契約書

契約書を作成する主な利点

(1)契約事項の証明(後日の紛争の防止)

 契約書を作成する一番の利点は、契約事項の明確化により、後日の紛争防止です。

 契約内容について問題が生じた場合、契約書に書かれた条項が有力な証拠となります。

 例

 売買契約において、代金の額、代金の支払い時期、目的物の引き渡し時期、契約の解除事由などは、これらの契約条項を定めることで、後日の紛争が生じることを防ぐことができるのです。

(2)当事者が変わったときにおける契約の円滑な履行

 契約者が変わった場合、契約書が存在すれば、後継者が速やかに契約事項を把握でき、相手方当事者と適切な対応を取ることができ、契約の履行が円滑にできるのです。

 

契約の種類

賃貸借契約

 賃貸借契約とは、マンション・アパート等の賃貸物件を貸し借りする際に、貸主と借主の間で締結する契約のことです。

 具体的には、貸主がある賃借物(貸し借りの対象となるもの)を借主に使用・収益させることを約束し、その代わりに借主が貸主に賃料を支払うことを取り決める契約のことである。 

 

売買契約

 売買契約とは、当事者の一方(売主)が、ある財産権を相手側(買主)に移転することを約し、相手がこれに代金を支払うことを約する契約を言います。

 売買契約は、売主が売買物件の所有権を移転し、買主が代金の支払いをすることを要素としますが、一般に契約書では、紛争防止の観点から、売買物件の特定、代金支払いの定めから、代金の支払い時期、物件の所有権移転の時期、物件の引渡時期等を定めます。

 

贈与契約

 贈与契約とは、当事者の一方(贈与者)が財産を無償で相手方(受贈者)に与えることを内容とする契約です。

 

業務委託契約

 委託された業務を行って報酬を得るという形態の契約を業務委託契約や請負契約と言います。

 業務委託契約には、コンサルタント業務、商品販売業務、警備業務、不動産管理業務など多岐にわたります。

 業務委託契約は、委託された業務の内容に従って、当事者の一方(請負者)がある仕事の完成を約し、相手方(注文者)がその仕事の結果に対して報酬を支払う内容の業務委託契約が「請負」であり、また、当事者の一方(委任者)が法律行為をすることを相手方(受任者)に委任し、相手方がこれを行うことを内容とする業務委託契約が「委任」であると、理解されています。

 

債権譲渡契約

 債権譲渡契約とは、債権の同一性を失わせることなく移転する旧債権者(譲渡人)と新債権者(譲受人)との契約です。

 債権譲渡は、主に債権の売買や贈与として行われることが多いと思われます。

 

債務引受契約

 債務引受契約は、債務が同一性を保持したまま、債権者が変動する契約を言います。

 

株式譲渡契約

 株式譲渡契約は、株式会社の株式の所有者が当該株式を他の者に譲渡する契約のことをであり、個人間、個人・会社間、会社間で行われる。

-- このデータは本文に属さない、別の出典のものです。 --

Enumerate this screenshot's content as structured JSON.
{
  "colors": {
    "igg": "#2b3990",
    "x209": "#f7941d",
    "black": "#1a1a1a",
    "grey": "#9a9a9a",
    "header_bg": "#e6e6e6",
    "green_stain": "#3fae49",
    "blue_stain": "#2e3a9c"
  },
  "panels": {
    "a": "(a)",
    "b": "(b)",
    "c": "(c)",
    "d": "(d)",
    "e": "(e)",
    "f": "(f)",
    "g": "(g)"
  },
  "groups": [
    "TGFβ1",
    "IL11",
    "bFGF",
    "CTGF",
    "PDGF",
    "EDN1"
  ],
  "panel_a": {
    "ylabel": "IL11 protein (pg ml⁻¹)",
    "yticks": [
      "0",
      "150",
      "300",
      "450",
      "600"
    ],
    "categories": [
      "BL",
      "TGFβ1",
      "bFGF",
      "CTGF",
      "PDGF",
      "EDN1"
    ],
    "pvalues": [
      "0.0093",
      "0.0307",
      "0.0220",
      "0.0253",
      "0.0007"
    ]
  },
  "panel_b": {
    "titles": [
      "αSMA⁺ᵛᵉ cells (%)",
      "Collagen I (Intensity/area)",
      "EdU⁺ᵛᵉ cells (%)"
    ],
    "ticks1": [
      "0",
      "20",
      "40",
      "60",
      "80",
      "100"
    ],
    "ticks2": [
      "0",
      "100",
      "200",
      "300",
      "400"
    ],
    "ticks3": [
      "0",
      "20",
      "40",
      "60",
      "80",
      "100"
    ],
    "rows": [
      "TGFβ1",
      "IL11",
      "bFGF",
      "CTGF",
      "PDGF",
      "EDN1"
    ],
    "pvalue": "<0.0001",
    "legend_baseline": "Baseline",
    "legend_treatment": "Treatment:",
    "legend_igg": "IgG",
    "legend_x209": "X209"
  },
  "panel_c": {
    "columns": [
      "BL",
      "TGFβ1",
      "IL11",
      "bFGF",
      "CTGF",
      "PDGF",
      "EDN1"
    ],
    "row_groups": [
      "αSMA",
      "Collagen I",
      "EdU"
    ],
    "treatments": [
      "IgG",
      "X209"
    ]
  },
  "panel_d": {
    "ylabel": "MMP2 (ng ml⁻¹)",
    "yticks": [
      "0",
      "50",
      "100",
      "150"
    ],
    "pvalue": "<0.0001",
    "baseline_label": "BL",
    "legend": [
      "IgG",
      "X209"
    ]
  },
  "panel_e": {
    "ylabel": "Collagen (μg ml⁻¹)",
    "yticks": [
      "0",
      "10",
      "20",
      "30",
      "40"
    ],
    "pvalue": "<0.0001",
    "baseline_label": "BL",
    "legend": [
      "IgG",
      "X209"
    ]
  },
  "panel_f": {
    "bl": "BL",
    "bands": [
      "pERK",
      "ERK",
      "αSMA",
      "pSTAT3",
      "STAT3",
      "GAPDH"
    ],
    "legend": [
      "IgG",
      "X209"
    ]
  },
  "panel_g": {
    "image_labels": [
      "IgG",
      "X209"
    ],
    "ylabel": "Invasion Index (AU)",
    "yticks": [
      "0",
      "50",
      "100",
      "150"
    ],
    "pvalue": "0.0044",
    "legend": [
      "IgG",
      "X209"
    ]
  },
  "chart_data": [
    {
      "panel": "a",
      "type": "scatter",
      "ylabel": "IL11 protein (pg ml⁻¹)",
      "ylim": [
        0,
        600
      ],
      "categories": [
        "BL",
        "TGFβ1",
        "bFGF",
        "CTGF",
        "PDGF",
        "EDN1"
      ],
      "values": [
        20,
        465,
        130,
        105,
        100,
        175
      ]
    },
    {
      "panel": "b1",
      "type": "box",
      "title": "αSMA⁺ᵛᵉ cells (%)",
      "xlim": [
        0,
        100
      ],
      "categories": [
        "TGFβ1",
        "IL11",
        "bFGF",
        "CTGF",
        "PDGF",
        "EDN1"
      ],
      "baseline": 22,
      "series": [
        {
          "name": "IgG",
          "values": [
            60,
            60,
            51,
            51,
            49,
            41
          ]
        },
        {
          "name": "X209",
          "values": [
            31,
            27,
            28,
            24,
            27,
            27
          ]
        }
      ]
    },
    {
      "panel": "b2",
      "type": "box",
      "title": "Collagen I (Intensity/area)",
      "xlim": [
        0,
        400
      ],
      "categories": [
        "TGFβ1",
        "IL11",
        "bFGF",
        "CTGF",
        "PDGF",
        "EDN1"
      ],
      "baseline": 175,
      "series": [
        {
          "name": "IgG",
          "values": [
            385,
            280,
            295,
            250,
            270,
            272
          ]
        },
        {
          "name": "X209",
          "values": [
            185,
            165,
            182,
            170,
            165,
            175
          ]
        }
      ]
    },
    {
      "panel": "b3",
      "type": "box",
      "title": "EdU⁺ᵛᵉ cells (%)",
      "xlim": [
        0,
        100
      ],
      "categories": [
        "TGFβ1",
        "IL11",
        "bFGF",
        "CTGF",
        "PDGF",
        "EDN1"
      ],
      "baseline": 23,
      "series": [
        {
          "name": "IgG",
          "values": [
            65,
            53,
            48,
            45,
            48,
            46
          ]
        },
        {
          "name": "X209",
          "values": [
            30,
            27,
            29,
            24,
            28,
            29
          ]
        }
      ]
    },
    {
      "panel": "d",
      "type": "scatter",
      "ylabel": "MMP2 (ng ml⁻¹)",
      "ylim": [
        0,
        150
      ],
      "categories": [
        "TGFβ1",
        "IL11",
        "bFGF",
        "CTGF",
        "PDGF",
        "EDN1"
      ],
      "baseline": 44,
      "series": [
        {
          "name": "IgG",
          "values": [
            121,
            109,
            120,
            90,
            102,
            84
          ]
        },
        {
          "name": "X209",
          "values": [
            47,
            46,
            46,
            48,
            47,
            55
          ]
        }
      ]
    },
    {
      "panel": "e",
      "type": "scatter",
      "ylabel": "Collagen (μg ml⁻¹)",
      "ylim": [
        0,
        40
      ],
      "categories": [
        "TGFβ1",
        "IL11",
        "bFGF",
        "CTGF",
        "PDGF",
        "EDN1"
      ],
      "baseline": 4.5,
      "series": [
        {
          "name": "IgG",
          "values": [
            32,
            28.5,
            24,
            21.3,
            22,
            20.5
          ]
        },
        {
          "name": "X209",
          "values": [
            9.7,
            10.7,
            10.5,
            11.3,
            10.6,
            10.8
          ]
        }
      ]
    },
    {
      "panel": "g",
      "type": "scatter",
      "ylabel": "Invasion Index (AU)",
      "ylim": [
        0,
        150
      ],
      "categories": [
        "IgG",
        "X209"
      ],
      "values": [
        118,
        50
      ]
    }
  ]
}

 企業買収に手段として、合併、事業譲渡等が代表的ですが、特に非上場企業においては、株式譲渡が最も簡便な手段として多く使われています。

 

事業譲渡契約

 事業譲渡契約とは、一定の事業目的のために組織化され、有機的一体として機能する財産をたに譲渡する契約です。

 

秘密保持契約

 秘密保持契約は、企業間の合併契約、事業譲渡契約、事業提携契約、共同開発契約等の締結を検討するに先立って、当該検討に必要な秘密情報を相互に相手方に開示する必要があることから、締結されることが多いです。

 

金銭貸借契約(消費貸借契約)

 消費貸借契約は、①貸主が金銭等の目的物を引き渡すことを約し、他方②借主が受け取った物と種類等の同じものを返還することを約することによって効力が生じます。

 

金銭貸借契約(準消費貸借契約)

 準消費貸借契約は、金銭その他の物を給付する義務を負っている場合において、当事者がその物を消費貸借の目的とすることを合意したときは、これによって消費貸借が成立したものとみなされることを言います。

 

金銭貸借契約(債務弁済契約)

 債務弁済契約は、元来債務者が債権者に対して、契約・不法行為等によって生じた債務を承認し、その弁済を約する契約です。